Databricks Community

lprevost · ‎06-26-2024

The databricks guide outlines several use cases for loading data via delta live tables:

https://docs.databricks.com/en/delta-live-tables/load.html

This includes autoloader from cloudfiles, kafka messages, small static datasets, etc.

But, one use case it doesn't cover is incremental loading from a hive table catalog where those partitions are being incrementally added by another process.. This table points to partitioned raw csv files which are very large (Terabytes) of incrementally growing data. The partitions are added as the source data are added.

I'd like to create a DLT pipeline that handles this similar to how it would via autoloader using triggers available now and maxbytes parameters to ingest it a batch at a time. so, instead of checkpointing filenames which is how autoloader would handle this, I would prefer to checkpoint partitions and batch load the new partition after initially loading them all.

I've considered just trying:

spark.readstream.table("my_big_catalog_table").options("maxbytes" : "20g").trigger("availablenow") to use pseudocode. But, I'm unsure how the checkpointing would work.

I realize that I could use autoloader to read the source csv files but my problem in this case is the source files are in a deeply nested directory structure and the logic to read them via globbing patterns is complex and has already been solved with another process that updates the catalog table partitions and source directory information.

raphaelblg · ‎06-27-2024

Hi @lprevost,

I don't think there's a way to "checkpoint partitions" as you said.

For the gzip files, probably your executor is running out of memory during the decompression process. One of the few solutions that doesn't require changing your source files would be to increase the executors memory.

To enable Gzip parallel processing, this lib might be of your interest although I don't think it could address any memory issues based on the way the library works: https://github.com/nielsbasjes/splittablegzip

Best regards,

Raphael Balogo
Sr. Technical Solutions Engineer
Databricks

View solution in original post

lucasrocha · ‎07-01-2024

Hello @lprevost , I hope this message finds you well.

In order to install this library, you can follow any of the steps below:
- First step - search for libraries and versions:

Go the cluster;
Libraries;
Install new;
Maven;
Search Packages;
Change from Spark Packages to Maven Central;
Search for "splittablegzip" > Select;
Click "Install".

- Second step - quick install if you already know the "Coordinates":

Go the cluster;
Libraries;
Install new;
Maven;
Go to "Coordinates" and add "nl.basjes.hadoop:splittablegzip:1.3";
Click "Install".

Done.

Best regards,
Lucas Rocha

View solution in original post

raphaelblg · ‎06-26-2024

Hello @lprevost ,

By default, Autoloader will discover and read files according to their path lexical order. It doesn't matter how nested your folder structure is.

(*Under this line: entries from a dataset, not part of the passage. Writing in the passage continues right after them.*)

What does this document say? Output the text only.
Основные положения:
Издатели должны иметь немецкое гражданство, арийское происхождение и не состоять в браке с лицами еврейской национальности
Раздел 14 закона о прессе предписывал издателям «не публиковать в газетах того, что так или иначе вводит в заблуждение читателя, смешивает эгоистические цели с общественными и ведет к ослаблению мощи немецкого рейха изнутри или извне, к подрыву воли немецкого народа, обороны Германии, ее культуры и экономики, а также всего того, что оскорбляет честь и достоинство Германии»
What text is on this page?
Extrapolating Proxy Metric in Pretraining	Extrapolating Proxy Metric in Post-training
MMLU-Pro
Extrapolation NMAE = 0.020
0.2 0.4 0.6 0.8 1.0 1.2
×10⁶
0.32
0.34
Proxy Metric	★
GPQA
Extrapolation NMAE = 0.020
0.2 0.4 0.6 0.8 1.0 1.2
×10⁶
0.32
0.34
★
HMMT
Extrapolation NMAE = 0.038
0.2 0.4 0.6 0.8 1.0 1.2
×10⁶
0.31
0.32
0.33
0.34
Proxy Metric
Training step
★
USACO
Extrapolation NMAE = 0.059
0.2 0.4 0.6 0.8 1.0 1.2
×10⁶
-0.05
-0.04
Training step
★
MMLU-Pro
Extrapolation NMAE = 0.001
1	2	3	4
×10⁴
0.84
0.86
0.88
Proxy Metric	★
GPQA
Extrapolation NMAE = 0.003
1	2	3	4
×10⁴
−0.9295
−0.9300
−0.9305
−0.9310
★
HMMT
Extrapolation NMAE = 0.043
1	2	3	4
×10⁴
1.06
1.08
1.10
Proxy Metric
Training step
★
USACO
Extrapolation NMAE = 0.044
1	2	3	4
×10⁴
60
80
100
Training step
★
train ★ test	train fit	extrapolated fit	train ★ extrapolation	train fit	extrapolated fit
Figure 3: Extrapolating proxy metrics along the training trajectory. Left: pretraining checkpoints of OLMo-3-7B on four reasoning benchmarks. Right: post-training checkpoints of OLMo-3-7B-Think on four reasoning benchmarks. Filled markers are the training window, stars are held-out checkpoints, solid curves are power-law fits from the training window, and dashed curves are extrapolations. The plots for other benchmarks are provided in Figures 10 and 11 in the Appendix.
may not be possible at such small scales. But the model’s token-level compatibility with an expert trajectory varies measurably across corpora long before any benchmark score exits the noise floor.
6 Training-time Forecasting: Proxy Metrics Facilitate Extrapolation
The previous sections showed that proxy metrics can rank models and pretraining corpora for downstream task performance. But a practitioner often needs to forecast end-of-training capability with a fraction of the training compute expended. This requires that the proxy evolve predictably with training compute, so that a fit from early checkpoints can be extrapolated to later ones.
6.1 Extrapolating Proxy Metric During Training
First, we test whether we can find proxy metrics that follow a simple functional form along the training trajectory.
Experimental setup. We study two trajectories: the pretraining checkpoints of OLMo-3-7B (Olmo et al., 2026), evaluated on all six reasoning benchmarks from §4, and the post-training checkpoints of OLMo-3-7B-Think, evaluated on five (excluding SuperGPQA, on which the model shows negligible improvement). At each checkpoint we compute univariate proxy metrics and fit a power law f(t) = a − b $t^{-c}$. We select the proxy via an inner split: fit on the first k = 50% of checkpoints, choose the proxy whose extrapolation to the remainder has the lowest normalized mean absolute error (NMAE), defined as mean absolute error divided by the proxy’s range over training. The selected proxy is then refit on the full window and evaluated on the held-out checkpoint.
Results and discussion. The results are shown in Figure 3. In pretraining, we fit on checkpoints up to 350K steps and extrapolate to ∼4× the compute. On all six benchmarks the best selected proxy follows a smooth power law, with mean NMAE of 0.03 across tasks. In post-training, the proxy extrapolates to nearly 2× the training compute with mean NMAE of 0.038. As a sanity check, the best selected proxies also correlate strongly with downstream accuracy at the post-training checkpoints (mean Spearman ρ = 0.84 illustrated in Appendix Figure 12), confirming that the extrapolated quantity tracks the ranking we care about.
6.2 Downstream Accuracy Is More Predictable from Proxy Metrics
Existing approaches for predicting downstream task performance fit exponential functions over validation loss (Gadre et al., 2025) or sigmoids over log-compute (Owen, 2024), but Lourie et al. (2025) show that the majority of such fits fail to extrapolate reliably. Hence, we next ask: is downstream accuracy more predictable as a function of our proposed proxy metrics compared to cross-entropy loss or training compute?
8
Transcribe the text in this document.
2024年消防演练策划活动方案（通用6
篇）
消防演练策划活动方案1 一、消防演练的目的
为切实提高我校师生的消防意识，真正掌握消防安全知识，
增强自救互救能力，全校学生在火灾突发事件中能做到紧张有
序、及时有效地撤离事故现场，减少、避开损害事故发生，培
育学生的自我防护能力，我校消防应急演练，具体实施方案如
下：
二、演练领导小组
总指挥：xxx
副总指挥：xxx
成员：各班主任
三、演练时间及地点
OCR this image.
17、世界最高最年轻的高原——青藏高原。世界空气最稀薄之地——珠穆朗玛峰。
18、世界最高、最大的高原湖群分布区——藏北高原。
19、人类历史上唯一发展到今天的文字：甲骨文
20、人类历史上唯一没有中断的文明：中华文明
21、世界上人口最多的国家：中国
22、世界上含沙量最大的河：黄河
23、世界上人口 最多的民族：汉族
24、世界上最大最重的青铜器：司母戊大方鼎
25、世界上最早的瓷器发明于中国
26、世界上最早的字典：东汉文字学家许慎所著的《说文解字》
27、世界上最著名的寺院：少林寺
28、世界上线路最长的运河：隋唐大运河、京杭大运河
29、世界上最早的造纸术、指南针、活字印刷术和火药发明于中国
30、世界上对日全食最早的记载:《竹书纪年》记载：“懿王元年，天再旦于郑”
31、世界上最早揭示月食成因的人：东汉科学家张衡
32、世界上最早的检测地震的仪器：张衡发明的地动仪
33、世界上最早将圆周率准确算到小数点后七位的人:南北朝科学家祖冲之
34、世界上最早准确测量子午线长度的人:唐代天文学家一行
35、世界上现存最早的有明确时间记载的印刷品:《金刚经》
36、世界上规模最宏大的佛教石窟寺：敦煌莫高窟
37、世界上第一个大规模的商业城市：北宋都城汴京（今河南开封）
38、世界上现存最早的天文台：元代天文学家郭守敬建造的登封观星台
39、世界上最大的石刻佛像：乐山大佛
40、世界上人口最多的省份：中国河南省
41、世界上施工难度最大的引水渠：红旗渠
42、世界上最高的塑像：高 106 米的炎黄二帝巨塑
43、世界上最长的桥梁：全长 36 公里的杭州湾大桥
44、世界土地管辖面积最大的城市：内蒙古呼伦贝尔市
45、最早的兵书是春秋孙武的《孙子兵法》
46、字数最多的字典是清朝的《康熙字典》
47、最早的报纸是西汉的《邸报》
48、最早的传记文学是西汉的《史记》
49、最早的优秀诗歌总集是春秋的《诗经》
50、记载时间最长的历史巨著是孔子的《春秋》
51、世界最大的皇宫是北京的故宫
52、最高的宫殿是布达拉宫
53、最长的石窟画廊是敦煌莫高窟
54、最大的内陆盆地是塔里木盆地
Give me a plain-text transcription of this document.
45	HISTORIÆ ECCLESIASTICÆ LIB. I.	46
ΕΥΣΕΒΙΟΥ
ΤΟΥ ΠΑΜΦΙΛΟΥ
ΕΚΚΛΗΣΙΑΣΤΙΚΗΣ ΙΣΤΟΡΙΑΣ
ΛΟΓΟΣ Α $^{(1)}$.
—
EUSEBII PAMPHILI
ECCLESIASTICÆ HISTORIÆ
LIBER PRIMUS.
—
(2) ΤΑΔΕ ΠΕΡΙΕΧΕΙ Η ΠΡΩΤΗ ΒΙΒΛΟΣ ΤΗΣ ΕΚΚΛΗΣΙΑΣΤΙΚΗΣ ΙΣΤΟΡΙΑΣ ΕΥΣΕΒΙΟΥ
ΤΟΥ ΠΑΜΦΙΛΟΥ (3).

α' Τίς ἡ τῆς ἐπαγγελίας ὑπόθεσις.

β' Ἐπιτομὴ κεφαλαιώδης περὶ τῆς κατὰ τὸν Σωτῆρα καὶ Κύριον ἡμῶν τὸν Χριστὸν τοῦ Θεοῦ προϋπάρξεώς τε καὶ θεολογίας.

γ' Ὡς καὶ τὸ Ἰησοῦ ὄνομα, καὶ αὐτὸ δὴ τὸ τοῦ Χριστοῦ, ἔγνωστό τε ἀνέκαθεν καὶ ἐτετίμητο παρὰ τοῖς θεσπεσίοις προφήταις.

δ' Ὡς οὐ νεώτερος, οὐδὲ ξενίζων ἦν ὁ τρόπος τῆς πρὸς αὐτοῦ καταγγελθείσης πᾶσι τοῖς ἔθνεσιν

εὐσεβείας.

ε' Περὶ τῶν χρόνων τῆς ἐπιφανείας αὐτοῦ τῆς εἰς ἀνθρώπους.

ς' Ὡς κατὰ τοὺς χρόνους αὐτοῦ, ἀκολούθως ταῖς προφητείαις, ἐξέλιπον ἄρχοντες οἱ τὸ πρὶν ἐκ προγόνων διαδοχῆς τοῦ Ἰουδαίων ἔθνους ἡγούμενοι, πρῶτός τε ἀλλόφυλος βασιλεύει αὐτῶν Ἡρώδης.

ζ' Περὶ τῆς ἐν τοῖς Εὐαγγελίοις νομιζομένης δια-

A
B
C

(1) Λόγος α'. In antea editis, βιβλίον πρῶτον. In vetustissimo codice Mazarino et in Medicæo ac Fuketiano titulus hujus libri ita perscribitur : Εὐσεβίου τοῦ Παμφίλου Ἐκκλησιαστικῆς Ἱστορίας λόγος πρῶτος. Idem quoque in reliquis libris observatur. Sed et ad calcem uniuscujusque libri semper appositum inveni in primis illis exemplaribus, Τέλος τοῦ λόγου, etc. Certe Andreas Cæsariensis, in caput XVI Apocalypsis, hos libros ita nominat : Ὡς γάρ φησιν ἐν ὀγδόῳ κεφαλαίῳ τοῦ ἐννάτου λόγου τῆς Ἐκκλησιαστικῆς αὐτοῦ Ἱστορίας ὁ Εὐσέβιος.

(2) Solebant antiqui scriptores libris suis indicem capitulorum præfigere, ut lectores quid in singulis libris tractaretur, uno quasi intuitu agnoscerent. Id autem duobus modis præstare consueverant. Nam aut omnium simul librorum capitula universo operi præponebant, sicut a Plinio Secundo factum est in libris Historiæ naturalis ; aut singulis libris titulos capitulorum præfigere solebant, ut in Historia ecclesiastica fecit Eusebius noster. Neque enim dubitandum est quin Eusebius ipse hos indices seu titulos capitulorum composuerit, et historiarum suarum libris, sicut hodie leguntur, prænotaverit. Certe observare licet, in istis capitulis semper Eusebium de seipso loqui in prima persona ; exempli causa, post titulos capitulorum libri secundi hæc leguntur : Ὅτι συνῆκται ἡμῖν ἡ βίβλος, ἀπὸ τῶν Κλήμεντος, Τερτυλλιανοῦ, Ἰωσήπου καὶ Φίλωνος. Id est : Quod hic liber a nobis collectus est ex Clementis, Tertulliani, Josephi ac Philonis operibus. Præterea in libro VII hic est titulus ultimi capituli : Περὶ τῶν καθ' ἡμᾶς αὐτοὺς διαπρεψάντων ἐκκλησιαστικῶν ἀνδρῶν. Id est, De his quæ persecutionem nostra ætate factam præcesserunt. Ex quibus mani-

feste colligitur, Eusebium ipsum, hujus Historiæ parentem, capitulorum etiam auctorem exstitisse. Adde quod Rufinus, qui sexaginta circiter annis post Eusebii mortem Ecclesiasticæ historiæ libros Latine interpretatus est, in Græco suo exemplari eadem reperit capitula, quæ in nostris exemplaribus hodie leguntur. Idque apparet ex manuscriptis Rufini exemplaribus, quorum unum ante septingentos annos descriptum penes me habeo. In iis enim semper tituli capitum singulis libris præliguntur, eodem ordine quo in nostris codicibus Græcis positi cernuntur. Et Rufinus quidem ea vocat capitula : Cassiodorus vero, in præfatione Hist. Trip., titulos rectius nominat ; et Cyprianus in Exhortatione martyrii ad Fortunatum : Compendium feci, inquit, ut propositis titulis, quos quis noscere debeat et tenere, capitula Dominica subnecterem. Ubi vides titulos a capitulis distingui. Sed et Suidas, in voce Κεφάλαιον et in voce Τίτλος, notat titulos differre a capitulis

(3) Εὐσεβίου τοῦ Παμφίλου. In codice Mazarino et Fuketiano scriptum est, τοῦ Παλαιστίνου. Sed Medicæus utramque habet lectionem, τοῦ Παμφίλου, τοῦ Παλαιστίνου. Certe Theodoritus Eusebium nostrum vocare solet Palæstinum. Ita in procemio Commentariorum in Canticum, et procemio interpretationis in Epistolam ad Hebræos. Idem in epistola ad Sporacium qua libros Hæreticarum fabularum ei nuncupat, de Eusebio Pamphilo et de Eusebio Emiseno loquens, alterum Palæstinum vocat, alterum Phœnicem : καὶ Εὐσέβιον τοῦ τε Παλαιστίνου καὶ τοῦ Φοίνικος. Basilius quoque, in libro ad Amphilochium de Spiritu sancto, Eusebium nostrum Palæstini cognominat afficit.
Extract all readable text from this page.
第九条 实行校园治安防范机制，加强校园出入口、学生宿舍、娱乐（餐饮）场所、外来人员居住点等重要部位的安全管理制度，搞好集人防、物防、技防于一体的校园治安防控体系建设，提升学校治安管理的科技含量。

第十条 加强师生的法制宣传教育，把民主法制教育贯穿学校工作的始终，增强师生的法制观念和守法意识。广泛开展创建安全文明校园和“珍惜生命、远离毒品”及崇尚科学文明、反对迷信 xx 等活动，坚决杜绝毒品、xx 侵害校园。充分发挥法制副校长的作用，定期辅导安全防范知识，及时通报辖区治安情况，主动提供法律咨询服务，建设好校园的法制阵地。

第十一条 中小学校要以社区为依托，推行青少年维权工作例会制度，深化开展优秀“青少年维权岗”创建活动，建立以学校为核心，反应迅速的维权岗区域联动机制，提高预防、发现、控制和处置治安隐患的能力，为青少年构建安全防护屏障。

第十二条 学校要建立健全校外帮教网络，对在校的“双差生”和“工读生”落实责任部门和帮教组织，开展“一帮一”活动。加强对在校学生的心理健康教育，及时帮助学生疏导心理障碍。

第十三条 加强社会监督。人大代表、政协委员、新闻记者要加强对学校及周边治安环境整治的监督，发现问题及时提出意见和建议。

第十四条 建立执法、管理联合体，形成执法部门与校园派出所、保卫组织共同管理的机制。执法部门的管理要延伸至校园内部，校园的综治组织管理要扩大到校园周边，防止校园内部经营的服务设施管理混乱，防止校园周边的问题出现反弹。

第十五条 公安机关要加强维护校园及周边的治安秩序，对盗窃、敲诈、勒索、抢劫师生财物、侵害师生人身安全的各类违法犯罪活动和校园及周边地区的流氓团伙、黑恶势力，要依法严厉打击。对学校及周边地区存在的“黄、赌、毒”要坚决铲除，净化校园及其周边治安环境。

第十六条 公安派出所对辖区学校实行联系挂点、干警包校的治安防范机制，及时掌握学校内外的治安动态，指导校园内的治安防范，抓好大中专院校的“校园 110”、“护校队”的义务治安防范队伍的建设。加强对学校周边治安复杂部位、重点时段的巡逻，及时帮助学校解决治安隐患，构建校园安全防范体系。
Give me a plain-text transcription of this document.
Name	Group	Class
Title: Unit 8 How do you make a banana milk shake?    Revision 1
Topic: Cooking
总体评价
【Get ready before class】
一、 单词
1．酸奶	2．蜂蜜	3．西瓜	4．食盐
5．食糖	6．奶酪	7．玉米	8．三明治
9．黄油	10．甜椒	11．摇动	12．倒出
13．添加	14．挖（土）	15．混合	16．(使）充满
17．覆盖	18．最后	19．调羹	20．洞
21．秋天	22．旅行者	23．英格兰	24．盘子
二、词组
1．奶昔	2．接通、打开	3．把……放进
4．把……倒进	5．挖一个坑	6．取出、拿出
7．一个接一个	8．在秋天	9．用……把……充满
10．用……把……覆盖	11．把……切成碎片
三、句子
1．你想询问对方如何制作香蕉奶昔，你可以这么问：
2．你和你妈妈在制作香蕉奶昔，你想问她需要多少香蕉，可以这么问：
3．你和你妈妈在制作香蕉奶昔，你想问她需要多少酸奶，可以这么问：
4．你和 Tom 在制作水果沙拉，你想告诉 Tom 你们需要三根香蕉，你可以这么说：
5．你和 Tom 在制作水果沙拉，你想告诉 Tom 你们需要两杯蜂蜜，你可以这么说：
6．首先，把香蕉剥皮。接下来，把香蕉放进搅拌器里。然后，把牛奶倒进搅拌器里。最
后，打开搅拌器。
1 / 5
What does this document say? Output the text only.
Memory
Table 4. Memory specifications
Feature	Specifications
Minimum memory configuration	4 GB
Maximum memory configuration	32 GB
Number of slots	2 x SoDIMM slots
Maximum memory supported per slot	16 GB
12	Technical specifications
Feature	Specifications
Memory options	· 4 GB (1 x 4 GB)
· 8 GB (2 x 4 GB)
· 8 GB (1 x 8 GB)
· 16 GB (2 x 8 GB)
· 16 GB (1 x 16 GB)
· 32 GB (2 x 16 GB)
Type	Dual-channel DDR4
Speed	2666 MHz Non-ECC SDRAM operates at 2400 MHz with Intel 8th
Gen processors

if you're interested in loading all .csv files then a common cloudFiles (Autoloader) read or readStream operation should suffice in your case.

Best regards,

Raphael Balogo
Sr. Technical Solutions Engineer
Databricks

lprevost · ‎06-26-2024

Thank you for your reply. I've got some other reasons I don't want to do this with Autoloader as some upstream processes are already appending the catalog table with partitions.

Is there a way to do an incremental load from a catalog table with the partitions being the thing that is checkpointed?

I'm also having some problems with Autoloader as follows:

- I have a large number of gzip'd csv files. Most are manageable in size but a few are very large and spark gets hung on a few at the end of a group of tasks presumably because of skew towards the larger files. This takes an hour on some files with only one task running and all other nodes idle. I'm not sure that doing this without autoloader via catalog would solve this but I'm scratching my head as to how to solve.

I've read this is becasue gzip is unsplittable so it ties up one node until it has been completely read. the autoscaler has dropped out nodes that were almost finished reading so they start over.

I have about 650 files ranging in size from 30MB to 1.2GB.

lprevost · ‎06-26-2024

A bit more on this. Looking a the time when my job really was dragging, I see a high percentage of CPU time going to "iowait" which I assume has to do with S3 and disk latency. See the yellow areas below in the CPU utilization graph. I am reading from a common s3 place into my own region and instance. So, am taking steps to isolate myself from AWS public. So, could be file size, could be AWS latency issues:

raphaelblg · ‎06-27-2024

Hi @lprevost,

I don't think there's a way to "checkpoint partitions" as you said.

For the gzip files, probably your executor is running out of memory during the decompression process. One of the few solutions that doesn't require changing your source files would be to increase the executors memory.

To enable Gzip parallel processing, this lib might be of your interest although I don't think it could address any memory issues based on the way the library works: https://github.com/nielsbasjes/splittablegzip

Best regards,

Raphael Balogo
Sr. Technical Solutions Engineer
Databricks

lprevost · ‎06-28-2024

Thank you very much. I had read about that clever splittable codec elsewhere. I assume that can be 'installed' using a spark conf setting in the compute? --packages or some other way?